Schneider Electric has facilitated $1.7 billion in tax credit transfer transactions over 18 deals since late 2023, the company announced today.
The Inflation Reduction Act enabled transferability of clean energy tax credits. Since 2023, companies have been able to sell those credits for cash, allowing any corporate buyer with tax liability to buy them and participate indirectly in the financing of clean energy projects.
While the market started out small, it grew quickly over the course of 2024. According to numbers from the tax credit marketplace Crux, the market for transfers grew to nearly $30 billion in total deal volume by the end of 2024, up from just $9 billion at the end of 2023. Of that $30 billion, $24 billion were 2024 transfers and $6 billion were “forward-market” sales predicted to occur in 2025 or beyond; by the fourth quarter of 2024, more than a third of closed deals had commitments to purchase credits in the future.
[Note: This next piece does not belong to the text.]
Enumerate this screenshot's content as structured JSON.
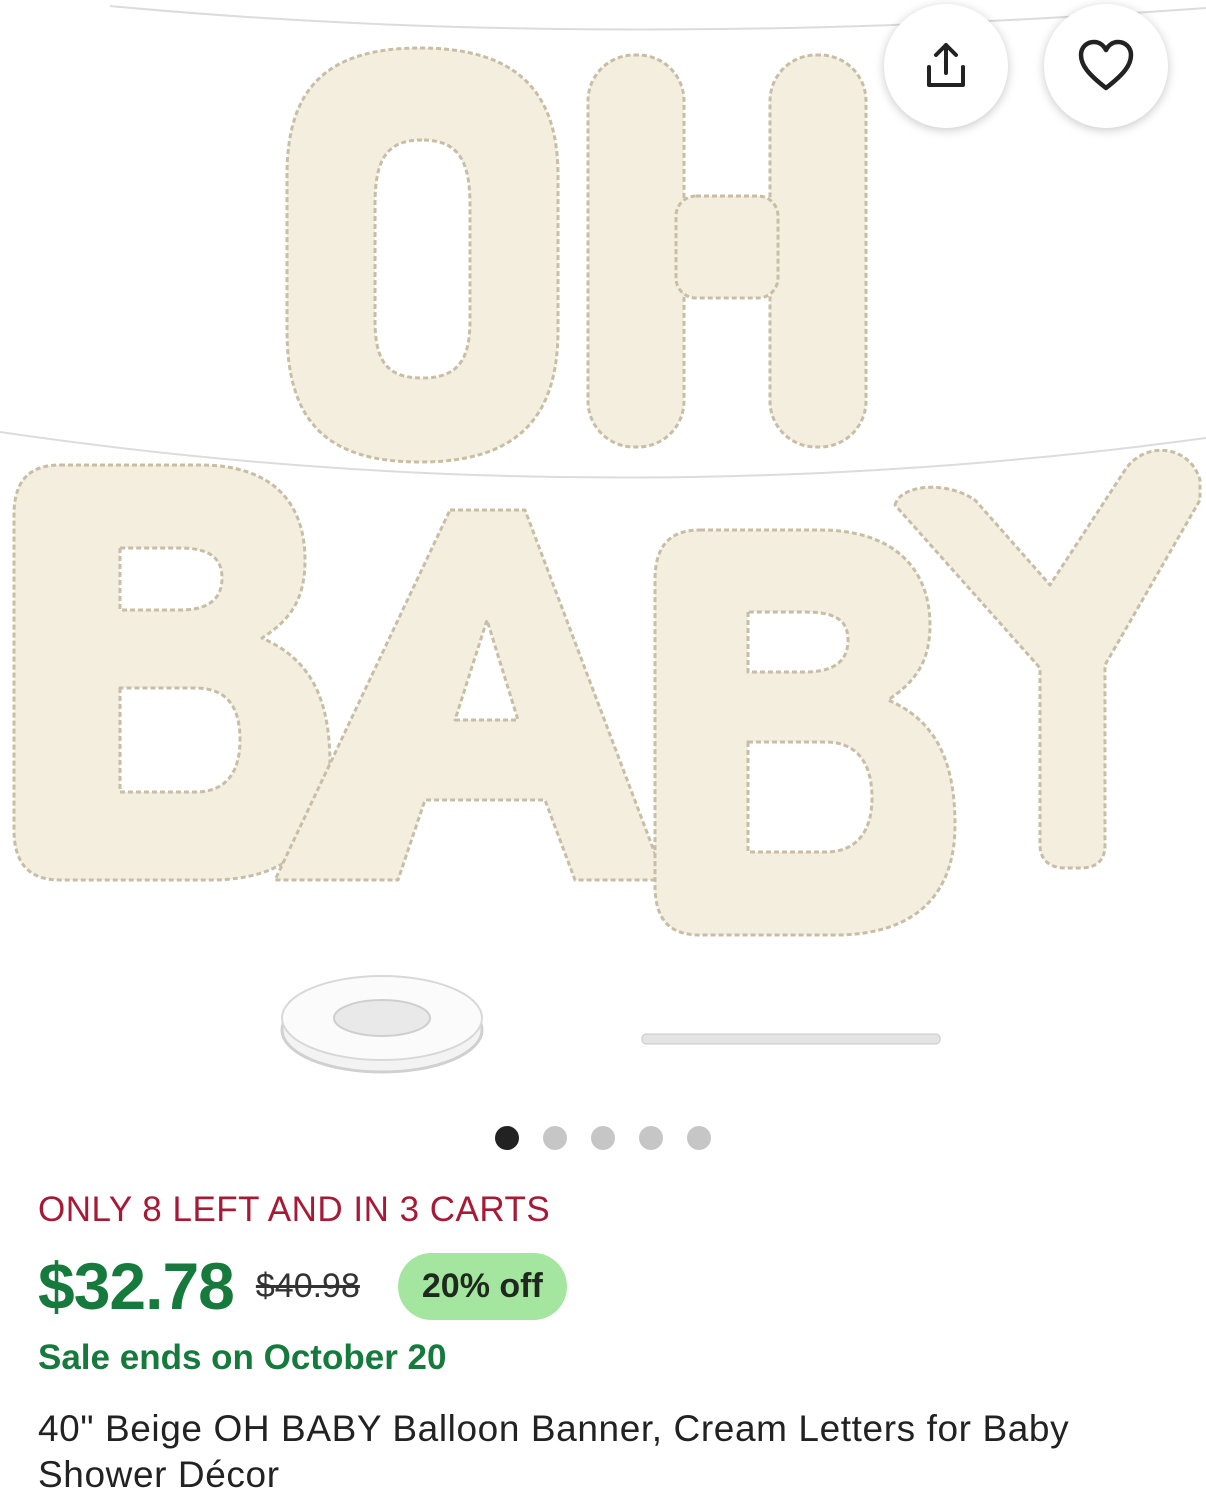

This, said John Powers, vice president of strategic renewables for Schneider, is a sign of the market’s growing maturity and stability. “Terms are a little more standard, pricing is a little tighter, structures are falling into predictable patterns when it comes to risk profiles,” said Powers via email to Latitude Media. “So, from that perspective, it’s a great time to transact.”
However, the first months of the Trump administration have brought uncertainty — or “new market dynamics,” as Powers put it — over the future of both clean energy tax credits and their transferability. Congress is currently hashing out the budget, which will determine what will happen to each of the IRA clean energy tax credits, but clarity could still be months away.
This uncertainty could stem investors’ growing confidence in the new market. In most transfer deals, the buyer assumes the risk of the credit being disallowed or recaptured. So if corporate buyers don’t know whether the clean energy tax credits will be repealed or not, they might be more cautious about going shopping.
The resilience shown by the renewable energy industry in the past, however, is reason to be optimistic, according to Powers.
“While there may be some concerns about potential changes to tax credit policies and their transferability, it’s important to note that the renewable energy industry has shown remarkable resilience and adaptability in the face of potential policy shifts,” he said. “Potential changes in the policy landscape could lead to new opportunities for innovation and strategic adjustments within the industry.”
The evolution of Schneider’s approach
It was a little over one year ago that Schneider Electric announced its first major tax credit transfer deal: an $80-million deal with Engie North America. The novel structure included both Schneider’s purchase of clean energy tax credits from Engie, and the reinvestment of the tax savings obtained from the purchase into 110,000 megawatt-hours of renewable energy credits from some of Engie’s solar and battery projects.
This way, Schneider contributed to the projects’ development twice, first via the tax credit purchase and then via the REC investment, essentially becoming Engie’s development partner. And thanks to its REC investment, it was able to offset its own scope 2 carbon emissions.
At the time, Powers told Latitude Media that the idea was to go beyond using transferability for a “standalone tax play or as a standalone way to support solar and wind,” and to leverage it to further the company’s decarbonization.
With a year of hindsight, Powers said this week that the initial Engie deal showcased the potential embedded in the transferability provision to open new avenues for investment in clean energy projects.
And since then, “quite a few of our deals have included long-term REC procurement to meet Scope 2 goals in addition to the tax credits, and other clients are using the savings to fund broader decarbonization like energy efficiency,” Powers said.
For example, in September 2024, Schneider announced it had served as a strategic advisor to Kimberly-Clark, a hygiene products manufacturer, for over $200 million in tax credit transfer agreements connected to battery energy storage projects in Texas. The company has also completed deals with Silfab Solar and Crux, among others.
The company facilitated the transactions through its Sustainability Business arm, which advises companies on corporate renewable energy procurement, helping clients leverage the potential of transferability to invest in renewables and battery storage, among other clean energy technologies.
The $1.7-billion topline number includes both deals that Schneider directly participated in, such as the one with Engie, as well as those that the company advised.